The justices left themselves an opening to defer the outcome if they choose, by requesting arguments on a lower court’s ruling that a decision must wait until 2015, when one of the law’s many provisions takes effect.

Legal experts offered a range of opinions about what the court might do. Many prominent Supreme Court attorneys believe the law will be upheld by a lopsided vote, with Republican and Democratic appointees ruling in its favor. Others predict a close vote, with Justice Anthony Kennedy — a GOP appointee who sometimes joins his four colleagues appointed by Democratic presidents — holding the deciding vote on the nine-member court.
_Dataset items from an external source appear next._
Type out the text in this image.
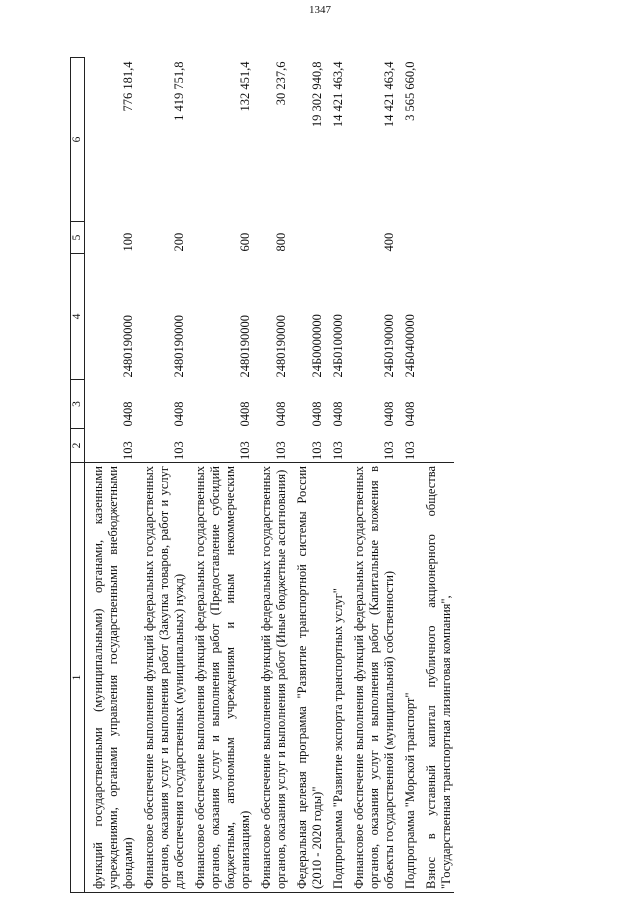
1347
1	2	3	4	5	6
функций государственными (муниципальными) органами, казенными учреждениями, органами управления государственными внебюджетными фондами)	103	0408	2480190000	100	776 181,4
Финансовое обеспечение выполнения функций федеральных государственных органов, оказания услуг и выполнения работ (Закупка товаров, работ и услуг для обеспечения государственных (муниципальных) нужд)	103	0408	2480190000	200	1 419 751,8
Финансовое обеспечение выполнения функций федеральных государственных органов, оказания услуг и выполнения работ (Предоставление субсидий бюджетным, автономным учреждениям и иным некоммерческим организациям)	103	0408	2480190000	600	132 451,4
Финансовое обеспечение выполнения функций федеральных государственных органов, оказания услуг и выполнения работ (Иные бюджетные ассигнования)	103	0408	2480190000	800	30 237,6
Федеральная целевая программа "Развитие транспортной системы России (2010 - 2020 годы)"	103	0408	24Б0000000		19 302 940,8
Подпрограмма "Развитие экспорта транспортных услуг"	103	0408	24Б0100000		14 421 463,4
Финансовое обеспечение выполнения функций федеральных государственных органов, оказания услуг и выполнения работ (Капитальные вложения в объекты государственной (муниципальной) собственности)	103	0408	24Б0190000	400	14 421 463,4
Подпрограмма "Морской транспорт"	103	0408	24Б0400000		3 565 660,0
Взнос в уставный капитал публичного акционерного общества "Государственная транспортная лизинговая компания",					
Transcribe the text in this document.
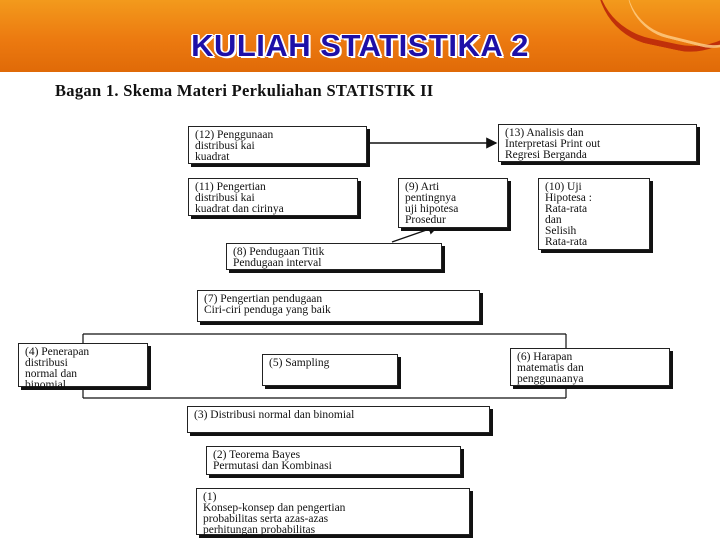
KULIAH STATISTIKA 2
Bagan 1. Skema Materi Perkuliahan STATISTIK II
(12) Penggunaan
distribusi kai
kuadrat
(13) Analisis dan
Interpretasi Print out
Regresi Berganda
(11) Pengertian
distribusi kai
kuadrat dan cirinya
(9) Arti
pentingnya
uji hipotesa
Prosedur
(10) Uji
Hipotesa :
Rata-rata
dan
Selisih
Rata-rata
(8) Pendugaan Titik
Pendugaan interval
(7) Pengertian pendugaan
Ciri-ciri penduga yang baik
(4) Penerapan
distribusi
normal dan
binomial
(5) Sampling	(6) Harapan
matematis dan
penggunaanya
(3) Distribusi normal dan binomial
(2) Teorema Bayes
Permutasi dan Kombinasi
(1)
Konsep-konsep dan pengertian
probabilitas serta azas-azas
perhitungan probabilitas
The White House has pushed for a final ruling as soon as possible, and Communications Director Dan Pfeiffer said the administration was pleased the justices agreed to take the case, with arguments in March.

“It’s important that we put to rest once and for all the issue of maybe the law will disappear,” said Health and Human Services Secretary Kathleen Sebelius.

Republicans said they are happy the court would hear arguments on the constitutionality of the provision at the heart of the law and three other questions about the act. The central provision in question is the requirement that individuals buy health insurance starting in 2014 or pay a penalty.

“That the Supreme Court is taking this up, I think, is a positive signal that there are legitimate concerns surrounding the constitutional aspects of mandating that individuals purchase health care insurance and purchase it according to Washington’s guidelines,” said House Majority Leader Eric Cantor, R-Va.

The 51/2 hours allotted for argument demonstrates the significance justices see in this case. Normally, they allow one hour, split between two sides. In the modern era, the last time the court increased that time near this much — four hours — was in 2003 for consideration of the McCain-Feingold campaign finance overhaul.